Den wahren Lohn erntest du jedoch möglicherweise erst nach deinem Spaziergang: Nur 15 Minuten Meditation mit konzentrierter Atmung können dazu beitragen, dass wir intelligentere Entscheidungen treffen, so eine Studie aus Psychological Science. Als Folge überlegen wir es uns vielleicht zweimal, bevor wir ein Dessert vor dem Fernseher verdrücken, und das kann ein bedeutender Schritt sein, um unsere Ziele zu erreichen. „Umfangreiche Forschungsergebnisse haben viele der gesundheitlichen Vorteile einer achtsamen Meditation bestätigt, darunter auch einen Gewichtsverlust“, sagt Francis. Meditation, so fügt er hinzu, hilft uns, mehr Bewusstsein für unseren Körper zu entwickeln und unser Engagement für eine gesunde Lebensführung zu stärken. Zählt man dazu noch die Extraschritte beim Breathwalking, insbesondere falls du die meiste Zeit des Tages bisher sitzend verbracht hast, so ergibt sich ein mächtiger neuer Verbündeter im Kampf gegen das Gewicht.

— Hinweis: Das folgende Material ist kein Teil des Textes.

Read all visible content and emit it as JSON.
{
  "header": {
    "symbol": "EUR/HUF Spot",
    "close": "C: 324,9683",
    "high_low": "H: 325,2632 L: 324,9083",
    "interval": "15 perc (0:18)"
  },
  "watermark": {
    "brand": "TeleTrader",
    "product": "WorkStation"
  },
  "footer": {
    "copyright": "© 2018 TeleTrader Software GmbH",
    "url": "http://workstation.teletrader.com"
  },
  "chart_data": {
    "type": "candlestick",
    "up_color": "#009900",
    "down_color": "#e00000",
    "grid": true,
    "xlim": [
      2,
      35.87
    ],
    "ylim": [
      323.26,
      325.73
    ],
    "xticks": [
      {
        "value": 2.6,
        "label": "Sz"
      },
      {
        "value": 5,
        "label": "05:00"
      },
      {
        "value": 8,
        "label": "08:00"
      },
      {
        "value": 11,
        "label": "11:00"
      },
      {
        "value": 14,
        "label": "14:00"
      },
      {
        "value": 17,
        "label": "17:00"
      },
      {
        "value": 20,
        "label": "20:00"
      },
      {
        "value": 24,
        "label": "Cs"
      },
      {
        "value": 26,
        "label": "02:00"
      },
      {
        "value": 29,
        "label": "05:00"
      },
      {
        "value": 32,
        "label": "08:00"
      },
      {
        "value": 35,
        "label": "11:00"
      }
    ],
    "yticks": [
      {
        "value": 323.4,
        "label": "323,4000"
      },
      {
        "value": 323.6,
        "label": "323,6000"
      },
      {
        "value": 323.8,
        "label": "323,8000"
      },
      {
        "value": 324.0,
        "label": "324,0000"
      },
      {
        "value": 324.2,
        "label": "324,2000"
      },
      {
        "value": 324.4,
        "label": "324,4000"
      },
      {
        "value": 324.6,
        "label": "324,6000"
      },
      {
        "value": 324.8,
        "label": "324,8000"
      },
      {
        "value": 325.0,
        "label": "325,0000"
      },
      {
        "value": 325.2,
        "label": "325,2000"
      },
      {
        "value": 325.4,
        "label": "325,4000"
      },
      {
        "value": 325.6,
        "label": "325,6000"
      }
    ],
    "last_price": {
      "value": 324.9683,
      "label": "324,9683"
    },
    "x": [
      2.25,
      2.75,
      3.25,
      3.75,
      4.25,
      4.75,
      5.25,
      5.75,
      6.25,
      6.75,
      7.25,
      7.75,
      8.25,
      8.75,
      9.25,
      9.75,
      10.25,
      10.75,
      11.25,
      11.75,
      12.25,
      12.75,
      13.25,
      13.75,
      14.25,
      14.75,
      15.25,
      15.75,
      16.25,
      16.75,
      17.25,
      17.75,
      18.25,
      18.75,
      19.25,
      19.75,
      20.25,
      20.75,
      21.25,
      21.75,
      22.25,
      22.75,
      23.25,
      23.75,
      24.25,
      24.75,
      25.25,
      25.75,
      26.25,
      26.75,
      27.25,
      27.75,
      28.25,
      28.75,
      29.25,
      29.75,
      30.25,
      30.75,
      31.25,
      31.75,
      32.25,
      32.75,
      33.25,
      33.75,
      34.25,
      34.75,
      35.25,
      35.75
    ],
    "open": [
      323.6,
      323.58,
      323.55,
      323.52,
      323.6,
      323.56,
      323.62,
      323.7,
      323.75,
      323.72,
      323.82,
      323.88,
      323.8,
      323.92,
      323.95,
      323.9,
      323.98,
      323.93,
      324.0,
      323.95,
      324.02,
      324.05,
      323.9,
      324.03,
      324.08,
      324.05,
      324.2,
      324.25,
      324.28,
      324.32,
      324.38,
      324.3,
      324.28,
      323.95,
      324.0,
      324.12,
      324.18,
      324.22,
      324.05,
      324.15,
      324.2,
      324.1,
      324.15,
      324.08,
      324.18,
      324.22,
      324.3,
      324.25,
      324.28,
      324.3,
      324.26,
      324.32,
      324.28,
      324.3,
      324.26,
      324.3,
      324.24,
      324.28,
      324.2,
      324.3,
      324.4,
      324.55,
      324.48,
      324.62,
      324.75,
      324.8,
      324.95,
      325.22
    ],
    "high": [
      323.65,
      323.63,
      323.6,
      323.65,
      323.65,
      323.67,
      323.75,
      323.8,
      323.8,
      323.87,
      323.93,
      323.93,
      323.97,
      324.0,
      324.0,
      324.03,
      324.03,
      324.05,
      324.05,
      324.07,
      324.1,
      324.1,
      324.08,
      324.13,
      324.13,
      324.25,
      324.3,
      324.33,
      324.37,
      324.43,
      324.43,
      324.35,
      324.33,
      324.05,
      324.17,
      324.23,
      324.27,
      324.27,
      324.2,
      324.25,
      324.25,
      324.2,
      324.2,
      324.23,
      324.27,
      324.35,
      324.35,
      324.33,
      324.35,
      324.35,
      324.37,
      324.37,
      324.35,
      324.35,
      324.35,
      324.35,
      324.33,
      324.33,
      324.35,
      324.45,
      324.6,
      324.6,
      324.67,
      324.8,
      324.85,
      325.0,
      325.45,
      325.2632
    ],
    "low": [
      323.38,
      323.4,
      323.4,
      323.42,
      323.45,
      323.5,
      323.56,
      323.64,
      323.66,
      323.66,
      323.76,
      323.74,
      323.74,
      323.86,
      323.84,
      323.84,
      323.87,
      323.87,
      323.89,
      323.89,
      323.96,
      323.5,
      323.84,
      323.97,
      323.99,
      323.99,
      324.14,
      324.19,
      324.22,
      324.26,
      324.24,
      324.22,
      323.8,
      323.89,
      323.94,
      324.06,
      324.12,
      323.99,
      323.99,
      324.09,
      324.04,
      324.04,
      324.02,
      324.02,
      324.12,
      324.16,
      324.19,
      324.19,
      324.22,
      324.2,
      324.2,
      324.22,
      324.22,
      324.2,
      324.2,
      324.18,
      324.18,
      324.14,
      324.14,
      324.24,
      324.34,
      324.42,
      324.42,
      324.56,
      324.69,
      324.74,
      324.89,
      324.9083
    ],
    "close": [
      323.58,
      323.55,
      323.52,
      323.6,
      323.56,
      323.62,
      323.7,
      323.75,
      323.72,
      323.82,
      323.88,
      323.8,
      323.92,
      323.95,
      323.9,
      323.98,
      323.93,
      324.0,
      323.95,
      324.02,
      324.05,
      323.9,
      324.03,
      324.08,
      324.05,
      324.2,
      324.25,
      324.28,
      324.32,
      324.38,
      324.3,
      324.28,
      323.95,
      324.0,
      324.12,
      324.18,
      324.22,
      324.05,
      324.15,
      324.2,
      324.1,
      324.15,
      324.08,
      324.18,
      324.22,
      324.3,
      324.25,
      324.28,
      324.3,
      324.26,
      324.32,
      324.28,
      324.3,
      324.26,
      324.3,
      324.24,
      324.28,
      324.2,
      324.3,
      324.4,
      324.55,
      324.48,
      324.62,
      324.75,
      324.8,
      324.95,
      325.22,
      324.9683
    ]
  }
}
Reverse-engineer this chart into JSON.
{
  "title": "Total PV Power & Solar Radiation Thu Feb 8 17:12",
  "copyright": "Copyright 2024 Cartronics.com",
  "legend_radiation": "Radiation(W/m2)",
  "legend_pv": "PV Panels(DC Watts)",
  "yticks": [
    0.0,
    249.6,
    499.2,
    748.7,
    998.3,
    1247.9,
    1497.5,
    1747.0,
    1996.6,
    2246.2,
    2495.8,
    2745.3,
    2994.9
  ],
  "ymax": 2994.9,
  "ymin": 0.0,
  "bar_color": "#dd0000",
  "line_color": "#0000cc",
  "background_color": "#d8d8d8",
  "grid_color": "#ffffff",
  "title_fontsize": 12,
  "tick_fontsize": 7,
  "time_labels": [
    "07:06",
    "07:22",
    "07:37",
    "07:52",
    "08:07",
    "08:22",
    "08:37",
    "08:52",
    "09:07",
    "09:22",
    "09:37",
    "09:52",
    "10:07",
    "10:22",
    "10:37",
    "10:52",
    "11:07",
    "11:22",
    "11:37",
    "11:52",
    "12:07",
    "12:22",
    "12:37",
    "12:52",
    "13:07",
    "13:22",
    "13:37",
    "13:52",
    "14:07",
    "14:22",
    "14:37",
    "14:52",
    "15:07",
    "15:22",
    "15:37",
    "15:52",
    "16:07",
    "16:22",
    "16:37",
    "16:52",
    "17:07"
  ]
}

Und so funktioniert Breathwalking

Breathwalking bedeutet, deine Atmung mit deinen Schritten zu synchronisieren. Es gibt zwei verschiedene Techniken, die sich beide leicht erlernen lassen:

„Wellen“: Atme kontinuierlich ein, während du bis 4 zählst, und atme anschließend, ebenfalls bis 4 zählend, in einem einzigen langen, langsamen Zug aus. Auf jede Zahl, die du zählst, kommt ein Schritt.

„Stufen“: Auch hier zählst du bis 4 und machst bei jeder Zahl einen Schritt. Diesmal atmest du jedoch viermal hintereinander ein, bei jedem Schritt einmal, anstatt einen einzigen langen kontinuierlichen Atemzug zu nehmen, und atmest ebenfalls viermal getrennt aus, immer einmal pro Schritt. Versuche, während du atmest, durch die Nase ein- und durch den Mund auszuatmen. Falls das für dich nicht funktioniert, atme einfach so, wie es für dich angenehm ist. Probiere es aus – in deinem Viertel, in einem Park oder auf dem Bürgersteig in der Stadt!​

Dein Breathwalking-Plan

Reserviere dir etwas Zeit, um nach dem Abendessen zu breathwalken – laut Nicolai helfen bereits 10 oder 15 Minuten, um dich zu entspannen, die Verdauung wird unterstützt und dein Schlaf verbessert. Konzentriere dich auf eine Methode der Atmung oder mische die verschiedenen Varianten. Hier sind zwei Mischformen, die Nicolai empfiehlt:

Breathwalking für mehr Energie: Abwechselnd eine Minute in „Stufen“ atmen und eine Minute zweigeteilt – in Stufen einatmen und in Wellen ausatmen (stell dir vor, du kletterst erst die einzelnen Stufen hoch und rutschst sie anschließend wieder herunter). 10 Minuten oder länger wiederholen.

Beruhigendes Breathwalking: Beginne mit 2 Minuten in Stufen. Anschließend 5 Minuten zweigeteilt. Gefolgt von Wellen in den nächsten 5 Minuten bzw. für die restliche Dauer deines Walkings.